El señor de las sombras señaló al otro lado del cauce, al lugar donde un gigante de piedra de mirada triste estaba de rodillas junto a un bloque de cuarcita de más de tres metros de alto.

Estaba trabajando con sus herramientas de escultor, haciendo un modelo a tamaño real de la lucha entre Escanor y el phaerimm que lo había herido. Aunque la obra estaba todavía en los comienzos, era obvio por las formas sinuosas y los huecos ondulantes que no sólo había captado los detalles, sino el espíritu y el movimiento de la batalla, y eso con poco más que la descripción de los hechos.

—Estoy seguro de que a Aris le complacerá prestar algún pequeño servicio al príncipe —dijo Malik—. Mientras estábamos observando el campamento, dijo muchas veces…, si es que una vez puede considerarse muchas veces…, que le habría gustado tener el tamaño adecuado para acompañar al resto de la compañía a la Antípoda Oscura y participar en la derrota de los phaerimm.

—Estupendo. ¿Serías tan amable de preguntárselo en mi nombre? Haré que traigan al príncipe directamente aquí. —Raphal hizo señas a Malik de que se acercara al gigante y a continuación se volvió hacia Galaeron y Vala—. ¿Podréis identificar a vuestras monturas? Partiremos en breve.

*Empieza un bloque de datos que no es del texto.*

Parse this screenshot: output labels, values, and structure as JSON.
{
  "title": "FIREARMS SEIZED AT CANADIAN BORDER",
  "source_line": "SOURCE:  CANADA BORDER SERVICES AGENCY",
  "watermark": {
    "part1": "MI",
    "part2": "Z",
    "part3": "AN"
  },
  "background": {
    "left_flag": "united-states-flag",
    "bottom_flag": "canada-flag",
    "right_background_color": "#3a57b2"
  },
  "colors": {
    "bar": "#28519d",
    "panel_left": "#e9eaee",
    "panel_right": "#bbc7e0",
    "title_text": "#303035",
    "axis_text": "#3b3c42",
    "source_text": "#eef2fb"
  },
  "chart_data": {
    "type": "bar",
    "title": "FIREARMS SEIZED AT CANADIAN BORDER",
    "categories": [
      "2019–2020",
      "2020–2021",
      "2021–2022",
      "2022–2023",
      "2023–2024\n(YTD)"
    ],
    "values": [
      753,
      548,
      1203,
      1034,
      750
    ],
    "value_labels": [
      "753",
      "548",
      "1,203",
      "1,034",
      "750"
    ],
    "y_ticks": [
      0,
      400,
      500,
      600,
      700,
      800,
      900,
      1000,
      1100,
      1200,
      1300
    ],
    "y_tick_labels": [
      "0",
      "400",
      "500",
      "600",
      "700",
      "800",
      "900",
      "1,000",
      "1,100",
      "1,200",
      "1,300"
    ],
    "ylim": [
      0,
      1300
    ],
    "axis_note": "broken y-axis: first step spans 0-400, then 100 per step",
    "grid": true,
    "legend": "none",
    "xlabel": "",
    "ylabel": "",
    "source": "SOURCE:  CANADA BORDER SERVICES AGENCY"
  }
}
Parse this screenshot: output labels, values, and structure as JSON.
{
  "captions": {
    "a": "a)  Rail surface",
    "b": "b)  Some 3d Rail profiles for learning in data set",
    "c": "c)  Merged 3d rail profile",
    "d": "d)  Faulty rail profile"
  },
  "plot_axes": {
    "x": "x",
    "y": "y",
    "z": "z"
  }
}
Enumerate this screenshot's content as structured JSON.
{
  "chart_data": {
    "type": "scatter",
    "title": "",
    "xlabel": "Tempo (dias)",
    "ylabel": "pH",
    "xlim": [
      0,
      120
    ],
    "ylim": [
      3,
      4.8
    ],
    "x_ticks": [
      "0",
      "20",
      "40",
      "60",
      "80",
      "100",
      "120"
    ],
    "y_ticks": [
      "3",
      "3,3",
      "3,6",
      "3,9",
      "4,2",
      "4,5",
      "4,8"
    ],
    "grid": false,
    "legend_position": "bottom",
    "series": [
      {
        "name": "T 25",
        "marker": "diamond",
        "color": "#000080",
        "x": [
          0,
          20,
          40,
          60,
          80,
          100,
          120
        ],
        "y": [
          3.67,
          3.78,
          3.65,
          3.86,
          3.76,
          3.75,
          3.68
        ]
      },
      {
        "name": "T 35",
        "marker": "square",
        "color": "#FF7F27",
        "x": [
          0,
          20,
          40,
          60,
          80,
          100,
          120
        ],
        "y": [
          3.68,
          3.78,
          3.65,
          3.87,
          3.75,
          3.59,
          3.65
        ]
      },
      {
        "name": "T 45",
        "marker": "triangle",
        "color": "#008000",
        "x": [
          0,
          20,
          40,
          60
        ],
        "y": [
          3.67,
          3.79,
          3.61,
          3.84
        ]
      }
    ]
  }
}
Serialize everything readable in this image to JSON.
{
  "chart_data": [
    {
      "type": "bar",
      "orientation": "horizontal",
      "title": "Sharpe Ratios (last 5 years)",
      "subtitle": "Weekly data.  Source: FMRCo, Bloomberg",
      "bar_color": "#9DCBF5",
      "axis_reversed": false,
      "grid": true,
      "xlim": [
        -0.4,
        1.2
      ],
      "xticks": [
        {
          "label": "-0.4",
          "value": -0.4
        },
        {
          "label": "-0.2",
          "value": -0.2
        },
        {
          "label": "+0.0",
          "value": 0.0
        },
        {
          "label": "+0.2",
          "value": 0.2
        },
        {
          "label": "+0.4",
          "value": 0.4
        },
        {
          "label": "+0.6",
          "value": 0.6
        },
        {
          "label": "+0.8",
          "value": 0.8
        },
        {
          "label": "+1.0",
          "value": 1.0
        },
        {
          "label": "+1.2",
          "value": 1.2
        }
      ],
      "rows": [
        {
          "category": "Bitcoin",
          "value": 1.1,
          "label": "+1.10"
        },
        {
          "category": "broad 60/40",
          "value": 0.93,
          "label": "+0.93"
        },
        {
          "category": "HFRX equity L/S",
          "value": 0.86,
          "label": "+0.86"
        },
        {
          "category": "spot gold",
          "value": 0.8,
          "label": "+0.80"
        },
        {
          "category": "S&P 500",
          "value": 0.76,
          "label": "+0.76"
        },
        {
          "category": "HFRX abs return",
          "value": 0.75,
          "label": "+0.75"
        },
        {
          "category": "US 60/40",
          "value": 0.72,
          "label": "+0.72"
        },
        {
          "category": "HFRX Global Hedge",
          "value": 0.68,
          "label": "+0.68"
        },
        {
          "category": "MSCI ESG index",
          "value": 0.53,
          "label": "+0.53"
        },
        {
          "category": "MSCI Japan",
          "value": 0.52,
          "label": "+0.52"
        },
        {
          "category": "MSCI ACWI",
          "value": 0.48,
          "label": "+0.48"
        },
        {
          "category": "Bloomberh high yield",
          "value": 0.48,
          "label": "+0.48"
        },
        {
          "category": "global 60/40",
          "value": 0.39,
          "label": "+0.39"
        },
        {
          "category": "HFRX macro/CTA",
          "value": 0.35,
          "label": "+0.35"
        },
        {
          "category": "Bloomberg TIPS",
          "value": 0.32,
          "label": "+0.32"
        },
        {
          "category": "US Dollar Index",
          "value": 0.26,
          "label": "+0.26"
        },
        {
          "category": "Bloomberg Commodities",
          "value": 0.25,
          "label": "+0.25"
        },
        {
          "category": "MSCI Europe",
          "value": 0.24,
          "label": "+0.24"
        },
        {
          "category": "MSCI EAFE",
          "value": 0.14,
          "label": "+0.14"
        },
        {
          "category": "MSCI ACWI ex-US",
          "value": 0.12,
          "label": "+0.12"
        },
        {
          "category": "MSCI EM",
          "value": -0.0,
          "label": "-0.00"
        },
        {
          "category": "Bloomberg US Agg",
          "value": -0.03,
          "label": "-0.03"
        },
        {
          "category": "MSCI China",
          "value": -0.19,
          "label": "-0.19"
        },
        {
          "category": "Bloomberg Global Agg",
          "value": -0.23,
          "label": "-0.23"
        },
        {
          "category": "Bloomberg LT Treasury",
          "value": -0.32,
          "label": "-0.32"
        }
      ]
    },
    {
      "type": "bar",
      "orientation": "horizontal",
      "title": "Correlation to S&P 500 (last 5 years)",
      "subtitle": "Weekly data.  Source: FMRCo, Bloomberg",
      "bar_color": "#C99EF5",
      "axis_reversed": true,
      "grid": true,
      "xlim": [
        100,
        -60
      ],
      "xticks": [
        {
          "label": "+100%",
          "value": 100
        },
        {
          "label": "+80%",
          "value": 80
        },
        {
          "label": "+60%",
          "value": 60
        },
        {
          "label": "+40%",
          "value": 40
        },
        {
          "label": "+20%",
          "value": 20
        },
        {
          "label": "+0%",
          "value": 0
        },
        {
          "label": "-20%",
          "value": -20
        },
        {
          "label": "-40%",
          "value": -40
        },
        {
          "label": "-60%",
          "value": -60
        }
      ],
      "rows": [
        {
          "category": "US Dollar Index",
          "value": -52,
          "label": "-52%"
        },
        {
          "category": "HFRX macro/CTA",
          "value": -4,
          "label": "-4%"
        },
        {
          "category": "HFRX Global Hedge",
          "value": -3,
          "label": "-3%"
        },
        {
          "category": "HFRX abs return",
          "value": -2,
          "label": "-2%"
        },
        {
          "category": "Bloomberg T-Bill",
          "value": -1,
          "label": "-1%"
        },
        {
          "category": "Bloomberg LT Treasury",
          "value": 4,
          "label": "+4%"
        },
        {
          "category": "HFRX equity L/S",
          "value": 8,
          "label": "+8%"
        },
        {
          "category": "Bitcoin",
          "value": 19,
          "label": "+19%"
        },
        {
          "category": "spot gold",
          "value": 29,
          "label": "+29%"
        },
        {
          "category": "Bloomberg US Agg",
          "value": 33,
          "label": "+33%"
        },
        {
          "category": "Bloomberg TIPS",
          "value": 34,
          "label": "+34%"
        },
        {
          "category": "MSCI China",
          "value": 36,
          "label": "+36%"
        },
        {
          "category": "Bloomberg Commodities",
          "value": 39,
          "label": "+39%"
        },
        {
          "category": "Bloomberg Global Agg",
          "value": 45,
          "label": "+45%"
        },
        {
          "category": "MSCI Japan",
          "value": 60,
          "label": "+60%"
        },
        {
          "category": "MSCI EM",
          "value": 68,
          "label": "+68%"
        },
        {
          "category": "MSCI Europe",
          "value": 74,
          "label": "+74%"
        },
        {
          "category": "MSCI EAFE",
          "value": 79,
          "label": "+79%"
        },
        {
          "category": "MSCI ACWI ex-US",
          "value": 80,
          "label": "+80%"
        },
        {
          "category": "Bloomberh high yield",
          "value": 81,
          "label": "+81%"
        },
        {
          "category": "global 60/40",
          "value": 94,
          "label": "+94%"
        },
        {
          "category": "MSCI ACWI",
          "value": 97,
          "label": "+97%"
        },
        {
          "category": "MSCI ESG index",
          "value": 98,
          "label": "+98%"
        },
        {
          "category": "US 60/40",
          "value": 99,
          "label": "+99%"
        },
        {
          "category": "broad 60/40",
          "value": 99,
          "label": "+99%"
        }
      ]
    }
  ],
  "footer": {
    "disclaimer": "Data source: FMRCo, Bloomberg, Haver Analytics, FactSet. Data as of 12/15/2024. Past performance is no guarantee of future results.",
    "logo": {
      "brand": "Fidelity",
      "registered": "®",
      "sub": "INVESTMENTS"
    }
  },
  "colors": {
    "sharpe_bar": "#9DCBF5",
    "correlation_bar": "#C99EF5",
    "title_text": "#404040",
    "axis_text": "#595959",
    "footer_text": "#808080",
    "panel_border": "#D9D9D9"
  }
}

—No habrá problema —dijo Vala—. Les he puesto una marca.

La precaución no había estado de más. Los animales voladores que montaban los shadovar, los veserabs, eran criaturas extrañas, sin pelaje y sin cara, y de una piel uniforme de color azul noche. Tenían cuatro patas delgadas, orejas en forma de abanico y un par de alas como las de las gárgolas que se plegaban a lo largo del cuerpo tubular. Su aspecto era el de un cruce poco afortunado entre murciélagos y gusanos de tierra. Una vez que la impresión de un jinete se grababa en ellos, su devoción era absoluta, hasta tal punto que escupían un aliento nocivo a la cara de cualquier extraño que tratase de montarlos.

El elfo siguió a Vala por el cauce aluvial hasta que encontraron a un trío de veserabs que llevaban unas anillas de cobre en las patas. Vala señaló a uno que tenía la anilla en la pata derecha. Galaeron le dio una palmadita en la articulación del ala a modo de prueba y colocó un pie en el estribo. La criatura no reaccionó hasta que sintió su peso en la silla, y entonces Galaeron notó, con gran alivio, que una oleada de placer recorría el cuerpo del animal.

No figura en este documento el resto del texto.